Private Members' Business

Mobile Black Spot Program

12:52 pm

Photo of Sharon BirdSharon Bird (Cunningham, Australian Labor Party, Shadow Minister for Vocational Education) Share this | Hansard source

I commend the member for Indi for the motion. It is an important issue and increasingly one that we all get significant representations on in our electorates. I represent a seat that covers the third largest city in New South Wales, Wollongong, yet we have significant black spot areas that create a real difficulty for people just trying to lead a normal modern life.

I was reflecting, as other members were speaking, that as an MP, if somebody had rung your office and said they wanted to talk to you about mobile phone coverage, nine times out of 10 it would have been to complain about the proposed siting of a mobile phone tower. I well remember when I chaired the infrastructure committee of this House and we looked at the legislation that covers those sorts of issues, because there was a great push to clamp down on and narrow the sorts of places that mobile phone towers could be located. You are always dealing with these competing problems: on the one hand, people complain they cannot get mobile phone coverage; on the other, nobody wants mobile phone towers. It has been a vexed problem for members of parliament at all levels, including our local government colleagues, for quite a long time. It is interesting that that has changed in more recent years as people become far more reliant on their mobile phone technology and their mobile broadband technology, which nowadays happens to be in the one device often, and more tolerant of the need to put infrastructure in place in order to get the sort of coverage they expect.

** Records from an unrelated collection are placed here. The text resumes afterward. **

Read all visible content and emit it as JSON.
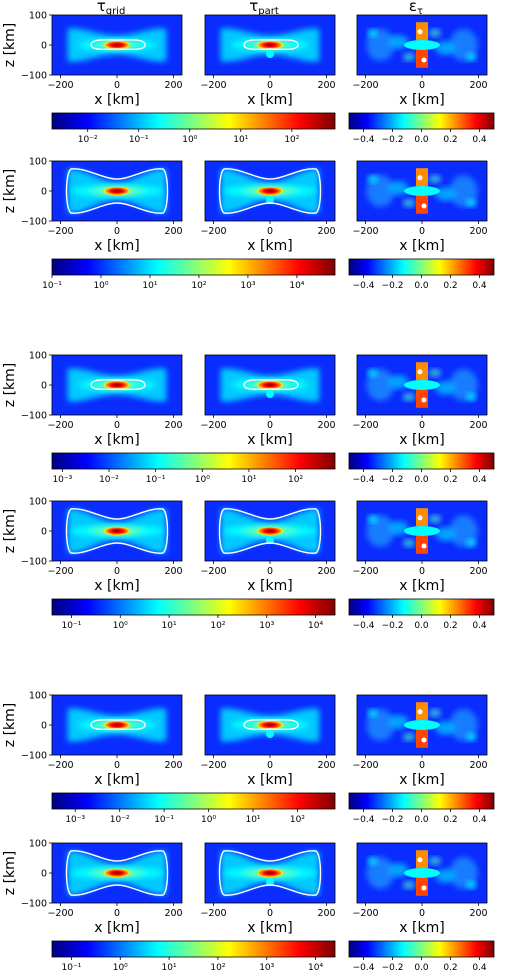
{
  "figure": {
    "column_titles": [
      {
        "sym": "τ",
        "sub": "grid"
      },
      {
        "sym": "τ",
        "sub": "part"
      },
      {
        "sym": "ε",
        "sub": "τ"
      }
    ]
  },
  "colors": {
    "jet": [
      "#00007f",
      "#0000ff",
      "#007fff",
      "#00ffff",
      "#7fff7f",
      "#ffff00",
      "#ff7f00",
      "#ff0000",
      "#7f0000"
    ],
    "contour": "#ffffff",
    "frame": "#000000"
  },
  "chart_data": [
    {
      "type": "heatmap",
      "panels": [
        "τ_grid",
        "τ_part",
        "ε_τ"
      ],
      "xlabel": "x [km]",
      "ylabel": "z [km]",
      "xlim": [
        -230,
        230
      ],
      "ylim": [
        -100,
        100
      ],
      "xticks": [
        "−200",
        "0",
        "200"
      ],
      "yticks": [
        "100",
        "0",
        "−100"
      ],
      "colorbar_tau": {
        "scale": "log",
        "range": [
          0.002,
          700
        ],
        "ticks": [
          "10⁻²",
          "10⁻¹",
          "10⁰",
          "10¹",
          "10²"
        ]
      },
      "colorbar_eps": {
        "scale": "linear",
        "range": [
          -0.5,
          0.5
        ],
        "ticks": [
          "−0.4",
          "−0.2",
          "0.0",
          "0.2",
          "0.4"
        ]
      }
    },
    {
      "type": "heatmap",
      "panels": [
        "τ_grid",
        "τ_part",
        "ε_τ"
      ],
      "xlabel": "x [km]",
      "ylabel": "z [km]",
      "xlim": [
        -230,
        230
      ],
      "ylim": [
        -100,
        100
      ],
      "xticks": [
        "−200",
        "0",
        "200"
      ],
      "yticks": [
        "100",
        "0",
        "−100"
      ],
      "colorbar_tau": {
        "scale": "log",
        "range": [
          0.1,
          60000
        ],
        "ticks": [
          "10⁻¹",
          "10⁰",
          "10¹",
          "10²",
          "10³",
          "10⁴"
        ]
      },
      "colorbar_eps": {
        "scale": "linear",
        "range": [
          -0.5,
          0.5
        ],
        "ticks": [
          "−0.4",
          "−0.2",
          "0.0",
          "0.2",
          "0.4"
        ]
      }
    },
    {
      "type": "heatmap",
      "panels": [
        "τ_grid",
        "τ_part",
        "ε_τ"
      ],
      "xlabel": "x [km]",
      "ylabel": "z [km]",
      "xlim": [
        -230,
        230
      ],
      "ylim": [
        -100,
        100
      ],
      "xticks": [
        "−200",
        "0",
        "200"
      ],
      "yticks": [
        "100",
        "0",
        "−100"
      ],
      "colorbar_tau": {
        "scale": "log",
        "range": [
          0.0006,
          700
        ],
        "ticks": [
          "10⁻³",
          "10⁻²",
          "10⁻¹",
          "10⁰",
          "10¹",
          "10²"
        ]
      },
      "colorbar_eps": {
        "scale": "linear",
        "range": [
          -0.5,
          0.5
        ],
        "ticks": [
          "−0.4",
          "−0.2",
          "0.0",
          "0.2",
          "0.4"
        ]
      }
    },
    {
      "type": "heatmap",
      "panels": [
        "τ_grid",
        "τ_part",
        "ε_τ"
      ],
      "xlabel": "x [km]",
      "ylabel": "z [km]",
      "xlim": [
        -230,
        230
      ],
      "ylim": [
        -100,
        100
      ],
      "xticks": [
        "−200",
        "0",
        "200"
      ],
      "yticks": [
        "100",
        "0",
        "−100"
      ],
      "colorbar_tau": {
        "scale": "log",
        "range": [
          0.04,
          25000
        ],
        "ticks": [
          "10⁻¹",
          "10⁰",
          "10¹",
          "10²",
          "10³",
          "10⁴"
        ]
      },
      "colorbar_eps": {
        "scale": "linear",
        "range": [
          -0.5,
          0.5
        ],
        "ticks": [
          "−0.4",
          "−0.2",
          "0.0",
          "0.2",
          "0.4"
        ]
      }
    },
    {
      "type": "heatmap",
      "panels": [
        "τ_grid",
        "τ_part",
        "ε_τ"
      ],
      "xlabel": "x [km]",
      "ylabel": "z [km]",
      "xlim": [
        -230,
        230
      ],
      "ylim": [
        -100,
        100
      ],
      "xticks": [
        "−200",
        "0",
        "200"
      ],
      "yticks": [
        "100",
        "0",
        "−100"
      ],
      "colorbar_tau": {
        "scale": "log",
        "range": [
          0.0003,
          700
        ],
        "ticks": [
          "10⁻³",
          "10⁻²",
          "10⁻¹",
          "10⁰",
          "10¹",
          "10²"
        ]
      },
      "colorbar_eps": {
        "scale": "linear",
        "range": [
          -0.5,
          0.5
        ],
        "ticks": [
          "−0.4",
          "−0.2",
          "0.0",
          "0.2",
          "0.4"
        ]
      }
    },
    {
      "type": "heatmap",
      "panels": [
        "τ_grid",
        "τ_part",
        "ε_τ"
      ],
      "xlabel": "x [km]",
      "ylabel": "z [km]",
      "xlim": [
        -230,
        230
      ],
      "ylim": [
        -100,
        100
      ],
      "xticks": [
        "−200",
        "0",
        "200"
      ],
      "yticks": [
        "100",
        "0",
        "−100"
      ],
      "colorbar_tau": {
        "scale": "log",
        "range": [
          0.04,
          25000
        ],
        "ticks": [
          "10⁻¹",
          "10⁰",
          "10¹",
          "10²",
          "10³",
          "10⁴"
        ]
      },
      "colorbar_eps": {
        "scale": "linear",
        "range": [
          -0.5,
          0.5
        ],
        "ticks": [
          "−0.4",
          "−0.2",
          "0.0",
          "0.2",
          "0.4"
        ]
      }
    }
  ]
}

A couple of years ago I had a number of organisations come to me from the little town of Bundeena. If you are not familiar with it, it is right on the headland with the sea on one side and the mouth of the river on the other, and it is surrounded by the Royal National Park. It is a beautiful spot but it is really difficult to get mobile phone coverage. Organisations like the local Rural Fire Service, who have to provide services into the Royal National Park, were having real concerns. City based people would come down to have a lovely day and do a walk through the park and so forth. In emergency situations very often people were out of mobile phone range. People are quite complacent; they tend to presume that they can get mobile phone coverage pretty much everywhere these days, and they can be quite put out when those sorts of situations arise.

So the Rural Fire Service and the Bundeena Progress Association have been talking to me for quite a while about their problems. We got some of the carriers to come out and have a look at what they might be able to offer. The problem is that the geography, which makes it such a beautiful place, also limits the population size. It is difficult to get a competitive business argument up for better coverage.

It will not surprise anybody that I have put that on my list to Minister Turnbull as a site I would like to see this blackspot program go to. I am shamelessly using the opportunity of this motion put before us by the member for Indi to publicly lobby the minister to look kindly upon our application.

The other thing I want to touch on in the bit of time left to me—the shadow minister is doing a fabulous job in this space by inspiring understanding of the sector—is, as the previous speaker mentioned, the fact that private providers will often say to you, 'We've got this 90, 95 or 99 per cent coverage.' They are talking about people not place. That, by its very nature, ignores the fact that you are talking about mobile technology. People are mobile, so they are often moving into places that the footprint does not cover.

The other two things that the member for Throsby and I have asked the minister to look at are the transport links—the road links coming into the Illawarra and the train line. A number of people who commute for work want to use their mobile devices to have conversations and access their broadband. Those transport corridors—road and rail—are significantly important. So I hope my plea is heard. It is a genuine one. As a large commuter corridor, this area has many people from Sydney moving down. They are often quite horrified when they discover that our topography means that the coverage is not great. I think it is an important aspect of modern life and I am happy to put the plea in on behalf of my constituents.